The government has instituted new guidelines on reporting and tracing missing children, mandating the immediate reporting of a missing child.

Previously, procedures required a 48-hour wait before reporting to the police. The new Guidelines on the Management of Missing and Found Children dictate that a missing child should be reported immediately.

Once a missing child is reported, an alert will be generated and shared through agreed channels, including social media platforms.

The guidelines were launched on Saturday, May 25 during the International Missing Children’s Day celebrations at Shalom House in Dagoretti South, Nairobi.

Labour and Social Protection Cabinet Secretary Florence Bore announced that 7,058 children have gone missing this financial year. Of these, 1,383 were found and reunited with their families.

In a speech read on her behalf by the Secretary Administration of the State Department for Social Protection, the CS stated that the ministry has implemented several measures to protect children, including online child protection, the Child Helpline 116, and provision of cash transfers to meet the basic needs of families. These measures aim to reduce the factors that push children to flee their homes.

The new guidelines are also expected to help prevent confusion and miscommunication throughout the search and recovery process. Children can go missing due to abduction, abandonment, running away, getting lost, trafficking, neglect, insufficient care and supervision, poverty, custody disputes, fleeing danger, or being groomed for abuse or exploitation.

The Department of Children Services identified that current mechanisms for responding to cases of missing and found children lack standardization, causing disjointed efforts in tracing and ensuring their safety.

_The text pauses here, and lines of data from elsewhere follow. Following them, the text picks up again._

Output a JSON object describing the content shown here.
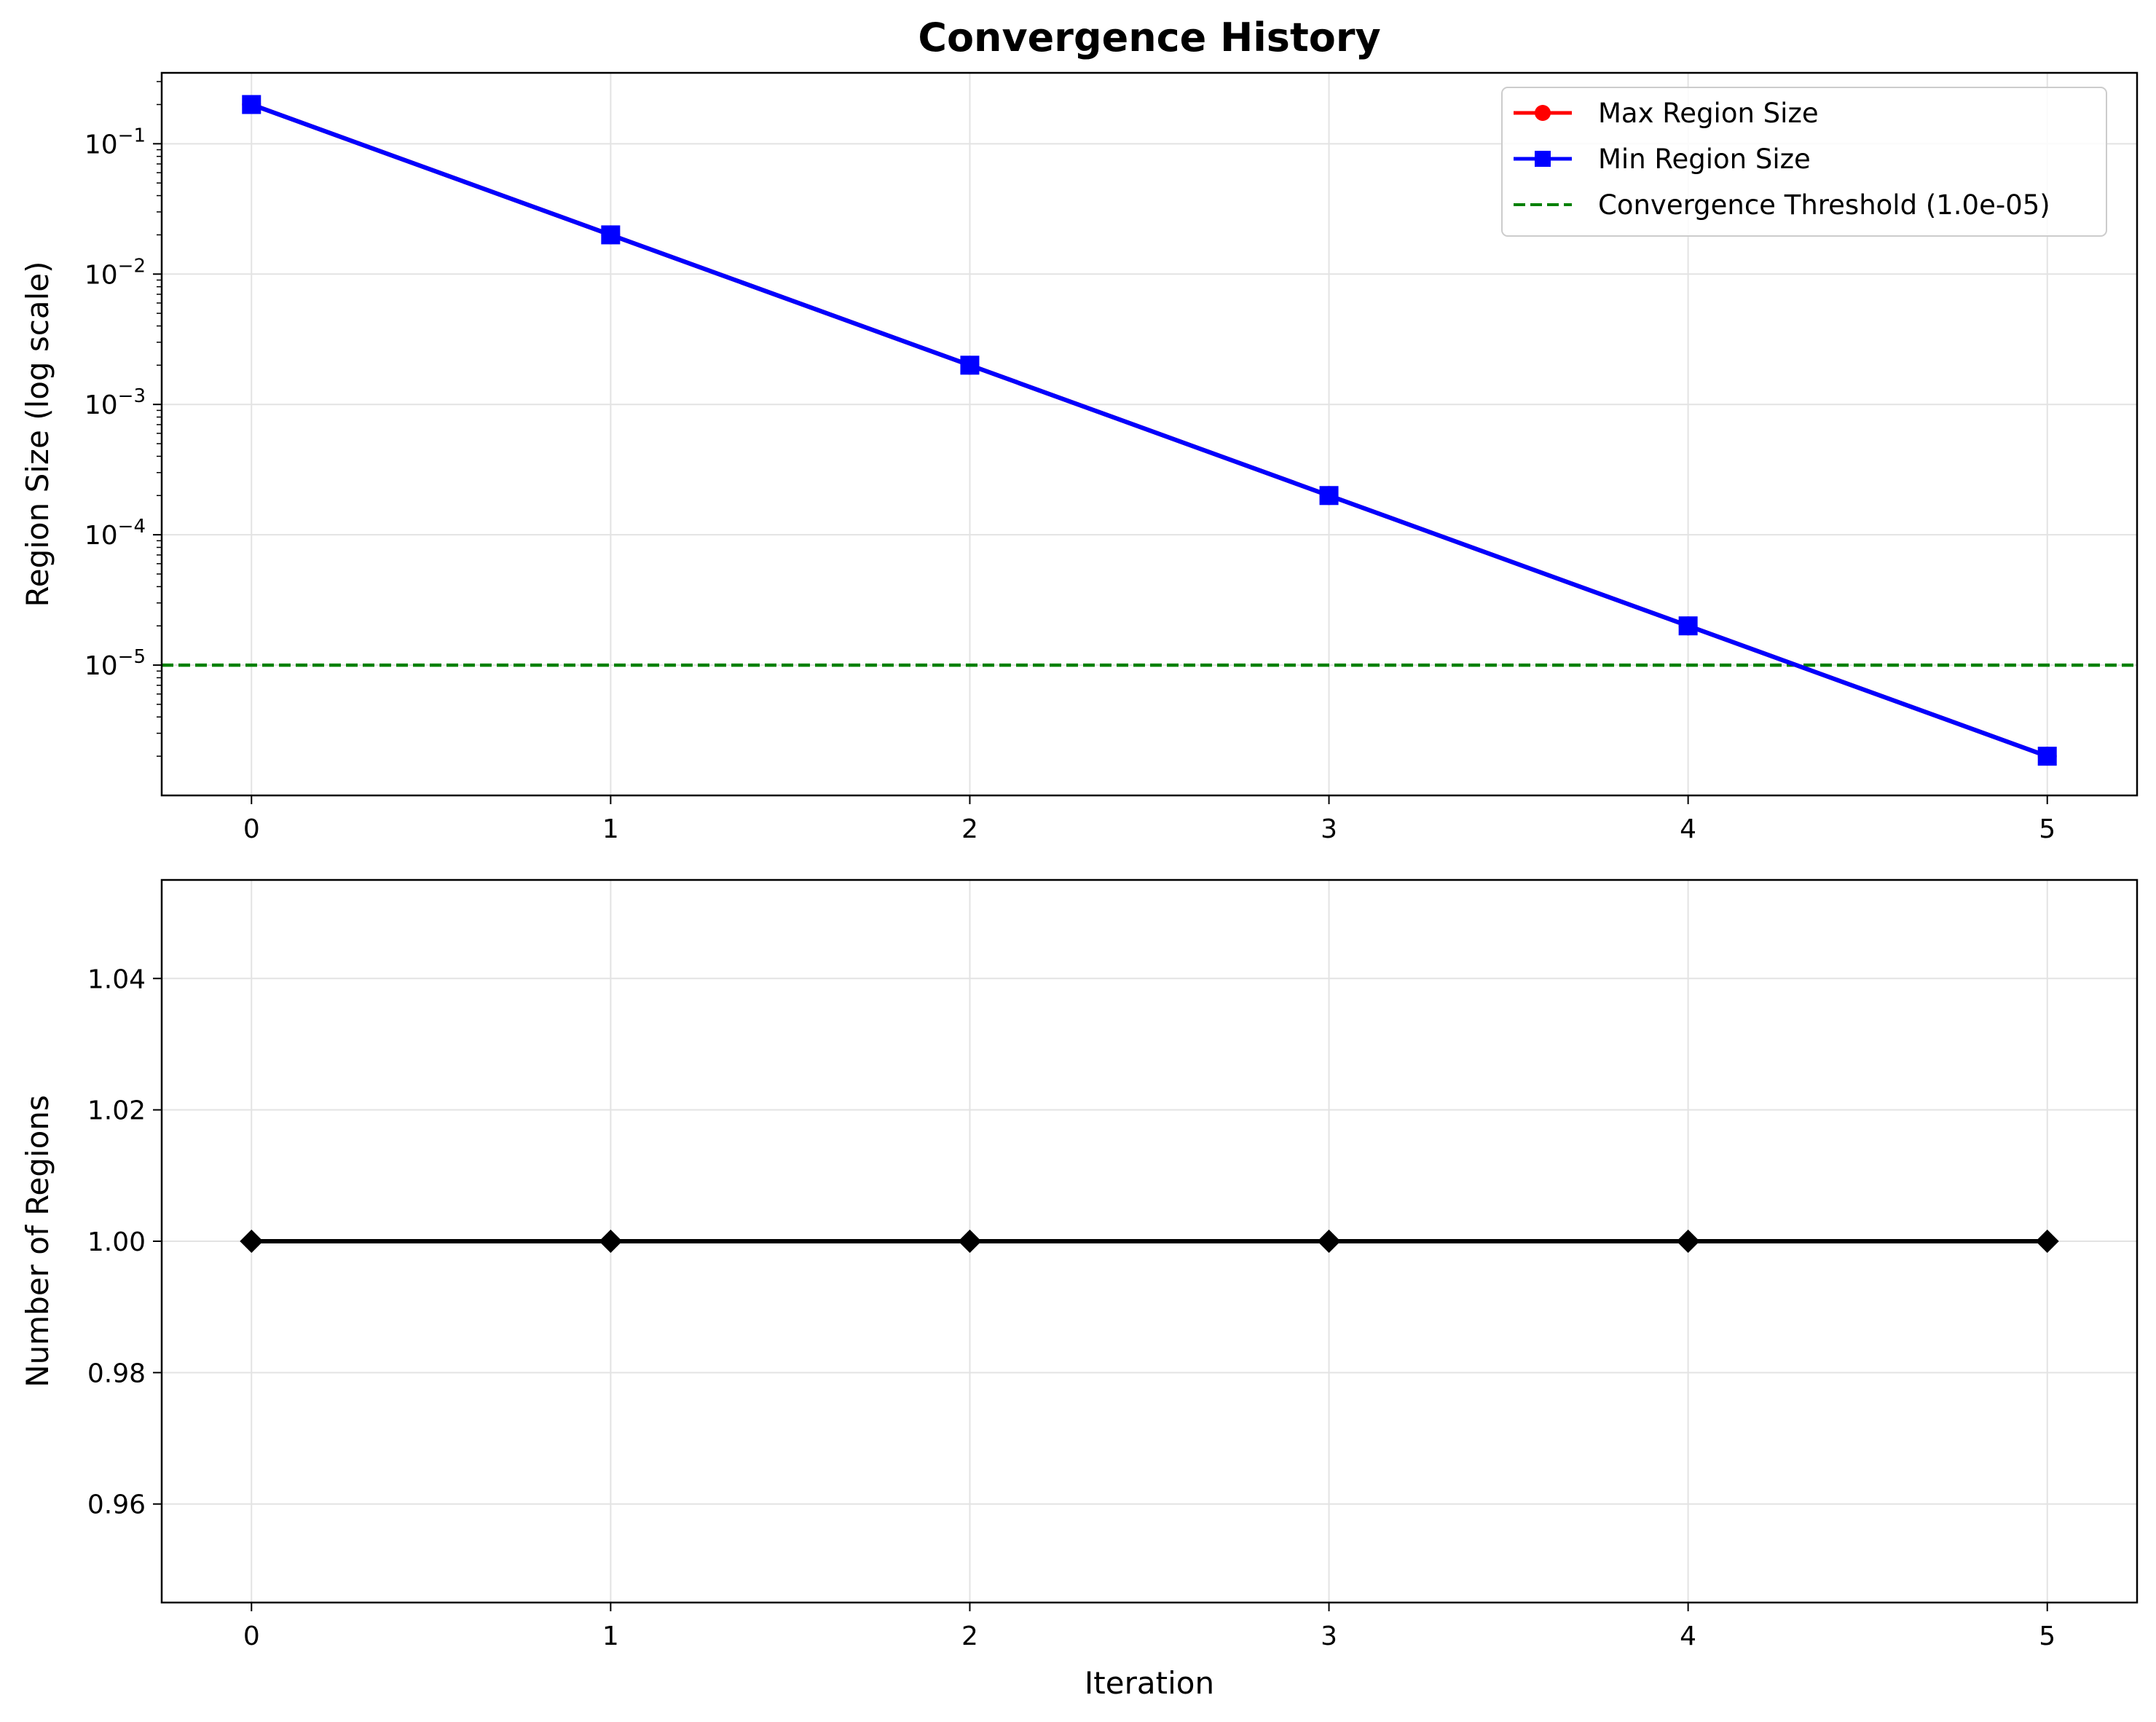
{
  "chart_data": [
    {
      "type": "line",
      "title": "Convergence History",
      "xlabel": "",
      "ylabel": "Region Size (log scale)",
      "yscale": "log",
      "x": [
        0,
        1,
        2,
        3,
        4,
        5
      ],
      "xlim": [
        -0.25,
        5.25
      ],
      "ylim": [
        1e-06,
        0.35
      ],
      "x_ticks": [
        "0",
        "1",
        "2",
        "3",
        "4",
        "5"
      ],
      "y_ticks": [
        {
          "value": 0.1,
          "base": "10",
          "exp": "−1"
        },
        {
          "value": 0.01,
          "base": "10",
          "exp": "−2"
        },
        {
          "value": 0.001,
          "base": "10",
          "exp": "−3"
        },
        {
          "value": 0.0001,
          "base": "10",
          "exp": "−4"
        },
        {
          "value": 1e-05,
          "base": "10",
          "exp": "−5"
        }
      ],
      "grid": true,
      "legend_position": "top-right",
      "series": [
        {
          "name": "Max Region Size",
          "color": "#ff0000",
          "marker": "circle",
          "values": [
            0.2,
            0.02,
            0.002,
            0.0002,
            2e-05,
            2e-06
          ]
        },
        {
          "name": "Min Region Size",
          "color": "#0000ff",
          "marker": "square",
          "values": [
            0.2,
            0.02,
            0.002,
            0.0002,
            2e-05,
            2e-06
          ]
        }
      ],
      "threshold": {
        "name": "Convergence Threshold (1.0e-05)",
        "value": 1e-05,
        "color": "#008000",
        "style": "dashed"
      }
    },
    {
      "type": "line",
      "title": "",
      "xlabel": "Iteration",
      "ylabel": "Number of Regions",
      "x": [
        0,
        1,
        2,
        3,
        4,
        5
      ],
      "xlim": [
        -0.25,
        5.25
      ],
      "ylim": [
        0.945,
        1.055
      ],
      "x_ticks": [
        "0",
        "1",
        "2",
        "3",
        "4",
        "5"
      ],
      "y_ticks": [
        "0.96",
        "0.98",
        "1.00",
        "1.02",
        "1.04"
      ],
      "grid": true,
      "series": [
        {
          "color": "#000000",
          "marker": "diamond",
          "values": [
            1,
            1,
            1,
            1,
            1,
            1
          ]
        }
      ]
    }
  ]
}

“In the current digital age, dissemination of information regarding missing children has become widespread, yet it is often unregulated,” she noted.

Agnes Mwendwa, Nairobi Children’s Assembly Governor, blamed parents for beating and denying children basic needs, forcing them to run away from home.

Athena Morgan, Africa Regional Project Manager for the International Centre for Missing and Exploited Children (ICMEC), urged children to use the toll-free number 116 if they need support.